I need help on a homework problem. "Determine a vector equation for the line perpendicular to 4x-3y=17 and through point (-2,4). The answer in the book is given as [x,y]=[-2,4]+t[-4,3].Isn't the normal to the scalar equation [4,-3] and wouldn't this be the direction vector of the line we're looking for. I thought the answer should have been =[-2,4]+t[4,-3]. Where am I making a mistake?
To find the vector equation for a line perpendicular to a given line, we need to find the direction vector of the new line.
You correctly identified that the normal vector to the given line 4x - 3y = 17 is [4, -3]. However, this normal vector is not the direction vector we're looking for. Instead, the direction vector we need for the line perpendicular to 4x - 3y = 17 is the negative reciprocal of the direction vector [4, -3].

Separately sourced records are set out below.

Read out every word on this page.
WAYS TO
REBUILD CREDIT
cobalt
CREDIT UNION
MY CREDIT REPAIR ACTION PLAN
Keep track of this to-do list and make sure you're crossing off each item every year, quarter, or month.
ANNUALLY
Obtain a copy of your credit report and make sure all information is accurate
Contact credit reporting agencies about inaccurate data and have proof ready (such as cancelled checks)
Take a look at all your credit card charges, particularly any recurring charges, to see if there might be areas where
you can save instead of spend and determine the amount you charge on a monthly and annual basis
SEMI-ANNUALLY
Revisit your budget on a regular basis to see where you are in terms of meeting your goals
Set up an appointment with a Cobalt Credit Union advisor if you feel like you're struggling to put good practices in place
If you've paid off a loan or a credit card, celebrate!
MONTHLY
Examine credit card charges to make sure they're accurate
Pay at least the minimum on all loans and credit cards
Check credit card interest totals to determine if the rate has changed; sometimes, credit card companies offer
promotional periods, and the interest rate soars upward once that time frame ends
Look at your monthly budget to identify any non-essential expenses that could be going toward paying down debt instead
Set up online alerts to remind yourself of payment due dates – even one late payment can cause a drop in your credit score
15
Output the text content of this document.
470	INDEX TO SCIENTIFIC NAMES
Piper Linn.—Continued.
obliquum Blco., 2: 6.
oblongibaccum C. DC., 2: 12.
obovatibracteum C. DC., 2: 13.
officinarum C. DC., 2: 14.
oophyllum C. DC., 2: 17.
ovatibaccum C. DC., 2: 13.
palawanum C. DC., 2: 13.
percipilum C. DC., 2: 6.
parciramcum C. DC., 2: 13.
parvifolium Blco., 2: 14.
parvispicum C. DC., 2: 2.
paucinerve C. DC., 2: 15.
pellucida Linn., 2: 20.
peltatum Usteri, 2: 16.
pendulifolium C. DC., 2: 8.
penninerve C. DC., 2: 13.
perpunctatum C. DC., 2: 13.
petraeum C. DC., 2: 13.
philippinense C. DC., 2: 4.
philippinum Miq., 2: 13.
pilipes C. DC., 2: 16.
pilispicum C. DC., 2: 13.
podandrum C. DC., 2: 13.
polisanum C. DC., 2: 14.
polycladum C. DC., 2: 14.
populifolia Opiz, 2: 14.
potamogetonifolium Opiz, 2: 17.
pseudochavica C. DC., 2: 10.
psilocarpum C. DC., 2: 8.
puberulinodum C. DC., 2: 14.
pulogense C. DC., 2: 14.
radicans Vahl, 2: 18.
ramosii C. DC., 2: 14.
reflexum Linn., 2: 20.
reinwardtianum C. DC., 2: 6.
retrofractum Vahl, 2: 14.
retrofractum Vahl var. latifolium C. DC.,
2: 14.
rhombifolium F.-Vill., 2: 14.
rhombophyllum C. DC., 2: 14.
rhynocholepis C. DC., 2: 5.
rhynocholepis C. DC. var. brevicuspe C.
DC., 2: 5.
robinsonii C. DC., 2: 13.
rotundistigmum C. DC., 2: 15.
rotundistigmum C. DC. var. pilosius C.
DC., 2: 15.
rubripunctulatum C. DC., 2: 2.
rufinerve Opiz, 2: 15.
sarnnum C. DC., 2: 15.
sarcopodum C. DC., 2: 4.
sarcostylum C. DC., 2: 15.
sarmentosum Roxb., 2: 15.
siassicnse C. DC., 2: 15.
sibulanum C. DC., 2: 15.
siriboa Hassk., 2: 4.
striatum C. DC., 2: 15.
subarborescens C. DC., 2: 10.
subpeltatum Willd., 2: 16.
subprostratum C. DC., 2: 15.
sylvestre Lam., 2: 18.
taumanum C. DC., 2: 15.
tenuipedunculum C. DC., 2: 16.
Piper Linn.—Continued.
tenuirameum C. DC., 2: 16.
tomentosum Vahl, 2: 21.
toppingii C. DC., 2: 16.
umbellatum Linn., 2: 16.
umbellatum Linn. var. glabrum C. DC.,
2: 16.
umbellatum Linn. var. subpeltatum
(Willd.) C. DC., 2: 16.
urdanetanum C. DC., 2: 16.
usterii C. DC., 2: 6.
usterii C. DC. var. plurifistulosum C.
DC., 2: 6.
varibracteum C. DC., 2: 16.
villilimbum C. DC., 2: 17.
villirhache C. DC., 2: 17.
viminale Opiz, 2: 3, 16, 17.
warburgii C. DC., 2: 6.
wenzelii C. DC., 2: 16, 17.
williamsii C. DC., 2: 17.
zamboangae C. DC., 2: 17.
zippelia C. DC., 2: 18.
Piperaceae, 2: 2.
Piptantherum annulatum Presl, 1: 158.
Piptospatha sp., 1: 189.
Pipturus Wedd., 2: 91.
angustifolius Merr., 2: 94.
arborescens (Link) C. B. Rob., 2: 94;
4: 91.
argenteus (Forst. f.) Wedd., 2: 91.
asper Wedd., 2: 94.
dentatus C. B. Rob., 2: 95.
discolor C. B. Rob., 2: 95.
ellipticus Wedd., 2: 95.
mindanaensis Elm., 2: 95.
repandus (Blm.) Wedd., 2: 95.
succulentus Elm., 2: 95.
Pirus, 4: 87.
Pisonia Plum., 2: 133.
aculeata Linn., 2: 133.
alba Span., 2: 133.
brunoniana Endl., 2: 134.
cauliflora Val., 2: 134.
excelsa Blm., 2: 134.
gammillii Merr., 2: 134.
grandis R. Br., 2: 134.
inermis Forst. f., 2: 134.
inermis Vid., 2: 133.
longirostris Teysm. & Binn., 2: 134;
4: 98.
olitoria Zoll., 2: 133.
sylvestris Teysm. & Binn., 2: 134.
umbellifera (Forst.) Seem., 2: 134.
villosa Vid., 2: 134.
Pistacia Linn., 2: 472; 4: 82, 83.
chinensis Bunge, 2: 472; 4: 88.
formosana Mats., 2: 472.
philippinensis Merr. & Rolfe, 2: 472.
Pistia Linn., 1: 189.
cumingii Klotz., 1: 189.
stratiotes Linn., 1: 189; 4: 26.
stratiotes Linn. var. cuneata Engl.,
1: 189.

The negative reciprocal of [4, -3] is [-3, -4]. We flip the sign of each component and interchange their positions. So, the direction vector for the line perpendicular to 4x - 3y = 17 is [-3, -4].
Now, to find the vector equation for the line through the point (-2, 4) with direction vector [-3, -4], we can use the general equation for the line: [x, y] = [x₀, y₀] + t[a, b], where (x₀, y₀) is a point on the line, and (a, b) is the direction vector.
Plugging in the values, we have [x, y] = [-2, 4] + t[-3, -4].
So, the correct vector equation for the line perpendicular to 4x - 3y = 17 and through the point (-2, 4) is [x, y] = [-2, 4] + t[-3, -4].